Luglio di rinascita per il Casinò di Sanremo che, in realtà, era già a norma all'interno per la sicurezza anti Covid-19 a metà lockdown con strutture eleganti, riuscendo poi a riaprire tra i primi, battendo sul tempo le case da gioco francesi, a parte Montecarlo. Certo, i cento giorni di chiusura per l’emergenza coronavirus sono costati oltre 11 milioni di euro. Ad ogni modo nel mese appena concluso, ridottosi poi di fatto alle ultime due settimane lavorative in ragione della chiusura anti-Covid  mantenuta  sino al 16 giugno,  il Casinò ha incassato € 1,6 milioni di euro,  con un significativo incremento del 10% rispetto alle ultime due settimane del giugno 2019.  Non solo: l’assemblea dei soci del Casinò di Sanremo ha approvato anche il bilancio consuntivo 2019, che si chiude con un utile di esercizio  di circa 2,1 milioni di euro al netto  delle imposte.  

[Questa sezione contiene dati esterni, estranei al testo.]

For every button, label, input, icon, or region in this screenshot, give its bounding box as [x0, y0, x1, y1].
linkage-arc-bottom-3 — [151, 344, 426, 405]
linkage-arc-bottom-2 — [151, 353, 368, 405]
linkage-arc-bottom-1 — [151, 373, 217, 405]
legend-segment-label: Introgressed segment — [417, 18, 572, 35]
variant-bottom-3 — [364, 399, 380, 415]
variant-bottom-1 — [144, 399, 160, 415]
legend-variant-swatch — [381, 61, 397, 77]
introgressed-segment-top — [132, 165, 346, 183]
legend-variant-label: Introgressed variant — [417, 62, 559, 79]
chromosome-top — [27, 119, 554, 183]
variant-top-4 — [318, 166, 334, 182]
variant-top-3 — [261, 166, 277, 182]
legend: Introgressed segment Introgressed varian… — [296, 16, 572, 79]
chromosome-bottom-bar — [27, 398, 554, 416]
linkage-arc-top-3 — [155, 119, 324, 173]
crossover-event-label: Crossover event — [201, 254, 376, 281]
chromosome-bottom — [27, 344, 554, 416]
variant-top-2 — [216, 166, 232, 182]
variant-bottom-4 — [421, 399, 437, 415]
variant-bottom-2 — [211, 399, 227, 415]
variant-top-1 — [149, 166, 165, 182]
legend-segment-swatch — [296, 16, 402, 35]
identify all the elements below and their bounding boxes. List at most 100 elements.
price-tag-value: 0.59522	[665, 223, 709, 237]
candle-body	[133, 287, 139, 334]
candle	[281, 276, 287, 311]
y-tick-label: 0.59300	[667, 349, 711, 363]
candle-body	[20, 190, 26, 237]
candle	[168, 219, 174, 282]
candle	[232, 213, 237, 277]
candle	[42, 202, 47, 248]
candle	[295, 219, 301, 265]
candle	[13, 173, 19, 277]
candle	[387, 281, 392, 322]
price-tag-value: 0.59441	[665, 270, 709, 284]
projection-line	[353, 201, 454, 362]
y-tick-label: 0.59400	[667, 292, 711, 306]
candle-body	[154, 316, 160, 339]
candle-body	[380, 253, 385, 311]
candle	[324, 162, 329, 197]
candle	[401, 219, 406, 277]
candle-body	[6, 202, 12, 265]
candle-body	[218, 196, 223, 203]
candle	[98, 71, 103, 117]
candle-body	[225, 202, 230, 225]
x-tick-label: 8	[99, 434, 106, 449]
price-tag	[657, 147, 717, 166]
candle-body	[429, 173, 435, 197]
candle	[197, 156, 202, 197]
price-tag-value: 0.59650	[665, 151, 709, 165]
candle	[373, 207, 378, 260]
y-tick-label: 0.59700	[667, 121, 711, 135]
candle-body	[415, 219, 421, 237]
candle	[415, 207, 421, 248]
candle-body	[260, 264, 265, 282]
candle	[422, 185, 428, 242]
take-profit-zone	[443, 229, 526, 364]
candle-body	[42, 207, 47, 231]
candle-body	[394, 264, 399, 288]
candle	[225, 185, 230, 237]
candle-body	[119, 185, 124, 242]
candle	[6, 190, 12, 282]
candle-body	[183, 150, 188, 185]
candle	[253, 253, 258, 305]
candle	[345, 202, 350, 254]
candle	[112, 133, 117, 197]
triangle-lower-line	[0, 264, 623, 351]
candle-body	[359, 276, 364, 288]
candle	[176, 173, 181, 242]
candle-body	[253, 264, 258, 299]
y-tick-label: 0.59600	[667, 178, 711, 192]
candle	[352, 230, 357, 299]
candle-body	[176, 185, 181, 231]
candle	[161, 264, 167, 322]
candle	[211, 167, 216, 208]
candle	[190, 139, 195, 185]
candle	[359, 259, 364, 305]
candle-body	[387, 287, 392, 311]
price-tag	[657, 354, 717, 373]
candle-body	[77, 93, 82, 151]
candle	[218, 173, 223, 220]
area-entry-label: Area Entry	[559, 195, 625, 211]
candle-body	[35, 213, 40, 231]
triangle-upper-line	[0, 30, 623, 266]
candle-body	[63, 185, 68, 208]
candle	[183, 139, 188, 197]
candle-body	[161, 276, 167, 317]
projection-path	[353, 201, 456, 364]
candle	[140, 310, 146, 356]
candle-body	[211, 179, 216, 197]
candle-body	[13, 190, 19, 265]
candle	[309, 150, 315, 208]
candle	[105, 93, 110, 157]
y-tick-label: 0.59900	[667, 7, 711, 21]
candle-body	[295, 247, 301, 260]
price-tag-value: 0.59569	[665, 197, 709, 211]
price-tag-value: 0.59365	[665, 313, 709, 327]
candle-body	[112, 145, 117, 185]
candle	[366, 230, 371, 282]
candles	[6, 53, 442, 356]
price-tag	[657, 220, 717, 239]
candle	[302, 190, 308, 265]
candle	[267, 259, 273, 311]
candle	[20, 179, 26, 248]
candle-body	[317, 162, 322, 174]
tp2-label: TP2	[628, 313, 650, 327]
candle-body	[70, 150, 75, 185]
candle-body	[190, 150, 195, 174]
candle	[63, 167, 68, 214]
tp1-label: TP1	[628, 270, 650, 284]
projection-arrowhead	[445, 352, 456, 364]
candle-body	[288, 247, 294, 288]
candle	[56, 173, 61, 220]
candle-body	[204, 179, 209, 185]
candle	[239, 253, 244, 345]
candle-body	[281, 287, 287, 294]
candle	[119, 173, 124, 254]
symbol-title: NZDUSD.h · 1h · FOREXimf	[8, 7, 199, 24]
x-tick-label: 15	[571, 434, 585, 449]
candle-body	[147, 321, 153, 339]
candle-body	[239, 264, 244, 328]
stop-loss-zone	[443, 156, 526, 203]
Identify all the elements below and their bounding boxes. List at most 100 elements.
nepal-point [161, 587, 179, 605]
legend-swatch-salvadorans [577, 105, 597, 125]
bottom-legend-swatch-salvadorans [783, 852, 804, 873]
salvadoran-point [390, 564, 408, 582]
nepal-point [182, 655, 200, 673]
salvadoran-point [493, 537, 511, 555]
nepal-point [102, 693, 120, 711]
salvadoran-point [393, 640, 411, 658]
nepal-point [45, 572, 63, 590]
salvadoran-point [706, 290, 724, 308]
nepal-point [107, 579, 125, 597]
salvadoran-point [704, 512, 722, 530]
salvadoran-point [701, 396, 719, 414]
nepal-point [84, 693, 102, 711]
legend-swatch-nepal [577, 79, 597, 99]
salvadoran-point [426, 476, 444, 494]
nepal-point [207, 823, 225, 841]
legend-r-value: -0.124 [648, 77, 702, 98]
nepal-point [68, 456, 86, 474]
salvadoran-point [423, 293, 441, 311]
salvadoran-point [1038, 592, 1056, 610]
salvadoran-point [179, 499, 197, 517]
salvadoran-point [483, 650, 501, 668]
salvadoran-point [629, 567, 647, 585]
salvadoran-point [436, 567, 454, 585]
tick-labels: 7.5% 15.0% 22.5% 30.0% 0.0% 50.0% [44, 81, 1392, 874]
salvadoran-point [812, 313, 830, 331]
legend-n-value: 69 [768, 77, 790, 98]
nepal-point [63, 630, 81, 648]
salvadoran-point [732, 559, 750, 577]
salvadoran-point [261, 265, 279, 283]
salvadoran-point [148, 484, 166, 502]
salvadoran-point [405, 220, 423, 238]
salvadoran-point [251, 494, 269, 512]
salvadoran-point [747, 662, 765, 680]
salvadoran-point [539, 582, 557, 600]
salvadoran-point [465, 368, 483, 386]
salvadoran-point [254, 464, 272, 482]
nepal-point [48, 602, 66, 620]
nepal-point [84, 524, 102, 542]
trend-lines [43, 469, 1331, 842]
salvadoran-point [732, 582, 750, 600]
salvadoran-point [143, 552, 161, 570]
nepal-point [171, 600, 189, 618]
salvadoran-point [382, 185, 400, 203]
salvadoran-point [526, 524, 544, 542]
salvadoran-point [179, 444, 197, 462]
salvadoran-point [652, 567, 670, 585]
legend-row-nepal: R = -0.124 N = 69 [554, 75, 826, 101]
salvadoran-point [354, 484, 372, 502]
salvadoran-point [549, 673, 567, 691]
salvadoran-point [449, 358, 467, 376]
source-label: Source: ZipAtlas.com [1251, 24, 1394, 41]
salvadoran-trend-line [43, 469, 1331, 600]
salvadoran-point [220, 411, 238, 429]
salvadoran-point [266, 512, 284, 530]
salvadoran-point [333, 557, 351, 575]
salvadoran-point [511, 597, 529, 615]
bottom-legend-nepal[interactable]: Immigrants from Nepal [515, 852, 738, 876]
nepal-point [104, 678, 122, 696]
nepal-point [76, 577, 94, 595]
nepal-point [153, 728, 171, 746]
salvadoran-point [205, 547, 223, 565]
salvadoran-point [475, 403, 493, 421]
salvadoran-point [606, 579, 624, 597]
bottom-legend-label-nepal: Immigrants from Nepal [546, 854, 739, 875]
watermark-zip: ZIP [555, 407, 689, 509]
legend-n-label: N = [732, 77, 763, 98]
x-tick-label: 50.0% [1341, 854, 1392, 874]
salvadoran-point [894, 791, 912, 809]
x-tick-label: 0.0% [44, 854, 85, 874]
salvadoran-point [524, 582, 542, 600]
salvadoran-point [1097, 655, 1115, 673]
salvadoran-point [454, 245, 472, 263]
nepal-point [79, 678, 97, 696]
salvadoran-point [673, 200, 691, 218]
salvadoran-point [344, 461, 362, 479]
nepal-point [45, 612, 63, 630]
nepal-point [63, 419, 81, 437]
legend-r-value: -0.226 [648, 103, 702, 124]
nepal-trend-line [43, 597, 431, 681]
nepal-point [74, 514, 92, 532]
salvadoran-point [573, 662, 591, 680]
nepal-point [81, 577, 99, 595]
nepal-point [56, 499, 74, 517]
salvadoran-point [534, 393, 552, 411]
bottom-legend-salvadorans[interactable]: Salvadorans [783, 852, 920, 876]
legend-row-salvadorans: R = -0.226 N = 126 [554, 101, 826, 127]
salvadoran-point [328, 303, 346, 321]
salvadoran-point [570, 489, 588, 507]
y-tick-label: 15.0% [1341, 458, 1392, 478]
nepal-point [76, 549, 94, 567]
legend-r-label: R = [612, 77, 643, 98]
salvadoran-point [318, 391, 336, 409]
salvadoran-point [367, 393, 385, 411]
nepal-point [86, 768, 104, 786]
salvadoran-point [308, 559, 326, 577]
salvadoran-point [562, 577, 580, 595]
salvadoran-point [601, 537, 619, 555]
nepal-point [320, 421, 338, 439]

“E’ un ottimo risultato che attesta l’oculata gestione aziendale dove importanti investimenti sono stati coniugati con il continuo monitoraggio delle spese sempre finalizzate alla produzione e al consolidamento dell’azienda. Risultato che vogliamo   condividere con il precedente Cda”, precisa il presidente del Casinò Avv. Adriano Battistotti. 

In crescita i giocatori provenienti dalla Costa Azzurra e dalla Francia, merito della rinnovata campagna mediatica e dell’incremento del numero dei tornei di poker, 6 per l’esattezza, che copriranno l’intera estate e che registrano elevate prenotazioni. Si tratta di un interessante programma per tipologia di giochi e montepremi dove sono stati inseriti, accanto ai tornei settimanali,  il Sanremo Poker Open (in corso sino al 12 luglio) due  Monsterstack 250, (14-19 luglio e 11-16 agosto) e tre tornei Derby 150, (tra i prossimi 4-9 agosto ; 25-30 agosto) per due mesi di full immersion.